Modelling a non-Maxwellian electron velocity distribution in the ionospheric D-region during artificial radio wave heating

Current models most likely overestimates the effect of artificial heating in the D-region compared to observations. In the ionospheric D-region, the electron density is low and the neutral density is relatively high. Artificial heating increases the electron temperature by transferring the energy of high power radio waves into thermal energy of electrons. The electron velocity distribution may influence the modelling of electron temperature in the D-region during heating. A previous study by Stubbe 1981 demonstrated the non-Maxwellian electron velocity distribution during heating.
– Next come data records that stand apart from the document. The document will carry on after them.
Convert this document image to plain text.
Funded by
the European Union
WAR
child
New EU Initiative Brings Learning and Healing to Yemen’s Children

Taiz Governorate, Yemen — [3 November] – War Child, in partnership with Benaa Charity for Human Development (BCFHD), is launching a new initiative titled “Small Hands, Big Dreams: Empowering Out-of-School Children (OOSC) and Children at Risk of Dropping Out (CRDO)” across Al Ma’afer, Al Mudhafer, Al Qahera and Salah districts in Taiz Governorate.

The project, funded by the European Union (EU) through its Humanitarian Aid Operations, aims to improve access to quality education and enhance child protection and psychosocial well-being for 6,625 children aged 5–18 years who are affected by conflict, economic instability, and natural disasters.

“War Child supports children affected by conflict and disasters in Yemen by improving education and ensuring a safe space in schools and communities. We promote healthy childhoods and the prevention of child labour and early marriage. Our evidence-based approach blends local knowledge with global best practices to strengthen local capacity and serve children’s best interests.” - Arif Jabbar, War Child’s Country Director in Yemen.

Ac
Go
However, most following studies assumed a Maxwellian distribution. In another study, the authors speculate that the assumption of the Maxwellian electron velocity distribution may cause the discrepancy between model and observations [A. Senior et al. (2010)]. We are now implementing the non-Maxwellian distribution from Stubbe 1981 with updated cross sections for the following neutral species: rotational and vibrational excitation of molecular nitrogen and molecular oxygen, electronic excitation and fine structure excitation of atomic oxygen.
[1] A. Senior et al. (2010): «Diagnosing radio plasma heating in the polar summer mesosphere using cross modulation: Theory and observations». Journal of geophysical research, vol. 115, A09318.
[2] P. Stubbe (1981): «Modifying effects of a strong electromagnetic wave upon a weakly ionized plasma: A kinetic description». Radio Science, Volume 3, page 417-425.